La frontiera del privato resta sempre quella prediletta in quota maggiore, ma ovviamente non esente da insidie: «Le aziende si rivolgono al Cop, quelle locali e anche di livello nazionale, ma non sempre trovano i profili che cercano – rivela Caroniti –. Sembra paradossale ma nonostante gli indici di disoccupazione siano alti, ci sono realtà che operano nel campo delle vendite o delle cooperative sociali che faticano ad individuare profili con le abilità richieste. Potremmo chiamarlo “difetto di specializzazione”, molti ragazzi tendono a voler fare tutto e pensano di potere fare tutto, ma ormai frequentemente le imprese attenzionano chi sa fare bene una cosa, il tutto non gli serve, la genericità non è gradita. Ci è capitato di recente di venire a contatto con una struttura che ha sviluppato un progetto per minori non accompagnati, cercando delle figure con specifiche competenze pedagogiche. Sono stati occupate solo la metà dei ruoli disponibili». Anche la sfiducia o la superficialità, talvolta, possono giocare brutti scherzi: «Noi convochiamo costantemente i ragazzi ma loro non sempre rispondono alle mail o alle telefonate, per capirci quando ci attiviamo per un colloquio contattiamo circa cento ragazzi ma se ne presentano una ventina. Un altro nodo cruciale è quello dei curricula, molti sono inservibili e l’azienda non li prende nemmeno in considerazione se sono compilati male.
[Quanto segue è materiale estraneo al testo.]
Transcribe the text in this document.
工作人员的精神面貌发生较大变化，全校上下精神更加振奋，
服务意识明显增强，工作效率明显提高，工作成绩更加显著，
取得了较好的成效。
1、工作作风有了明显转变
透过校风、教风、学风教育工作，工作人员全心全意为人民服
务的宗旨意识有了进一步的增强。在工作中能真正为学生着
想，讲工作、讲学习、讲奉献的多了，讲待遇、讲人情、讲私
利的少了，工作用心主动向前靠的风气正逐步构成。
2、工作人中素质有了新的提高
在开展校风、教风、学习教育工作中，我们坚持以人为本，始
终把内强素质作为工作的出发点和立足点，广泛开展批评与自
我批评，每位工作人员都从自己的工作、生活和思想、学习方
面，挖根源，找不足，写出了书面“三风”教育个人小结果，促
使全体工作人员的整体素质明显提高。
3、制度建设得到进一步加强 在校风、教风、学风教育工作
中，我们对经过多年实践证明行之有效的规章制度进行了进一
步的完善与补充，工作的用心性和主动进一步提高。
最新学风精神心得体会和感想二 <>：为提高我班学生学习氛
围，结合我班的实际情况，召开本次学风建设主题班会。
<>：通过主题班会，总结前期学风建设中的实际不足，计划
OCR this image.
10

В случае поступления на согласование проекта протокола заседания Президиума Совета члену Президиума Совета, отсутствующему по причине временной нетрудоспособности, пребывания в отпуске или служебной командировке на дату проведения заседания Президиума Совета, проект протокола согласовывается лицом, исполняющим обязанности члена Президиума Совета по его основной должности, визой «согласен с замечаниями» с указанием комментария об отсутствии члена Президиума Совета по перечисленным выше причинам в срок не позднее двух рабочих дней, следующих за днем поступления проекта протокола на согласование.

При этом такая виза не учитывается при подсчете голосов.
Per questo abbiamo anche attivato dei corsi specifici, è necessario migliorarsi anche in questo». La scalata non è facile, ma non bisogna arrendersi davanti agli ostacoli: «C'è chi si lamenta delle raccomandazioni, non sarò io a negarne l’esistenza ma resto convinto che chi ha le qualità alla finisce riuscirà ad emergere».

Il Cop può rappresentare una risorsa, ha già “mediato” 80 contratti a tempo indeterminato ed effettuato circa 750 colloqui, senza considerare quelli che riguardano i contratti di apprendistato che non vengono documentati. Eppure è ancora bassissima la soglia degli studenti che sfrutta questo servizio per cercare lavoro, molti nemmeno ne conoscono l’esistenza: «Siamo a disposizione, non pensiamo di essere la soluzione ma un’opportunità». Secondo gli ultimi dati diffusi, il Centro Orientamento e Placement messinese viene considerato tra i primi quattro in Italia. Prossimamente verrà lanciato il progetto “ItsTime”, che coinvolge dieci camere di commercio italiane all’estero con l’intenzione di incrociare domanda e offerta attraverso una specifica piattaforma digitale che raccoglie profili ed esigenze reciproche: «L’idea non è limitarsi alla mera migrazione professionale in uscita, ma di fare esperienza all’estero per tornare qui, imparare una lingua straniera, sprovincializzare il mercato locale e la mentalità. La speranza è che i nostri ragazzi possano poi fare il viaggio all’inverso ma arricchiti».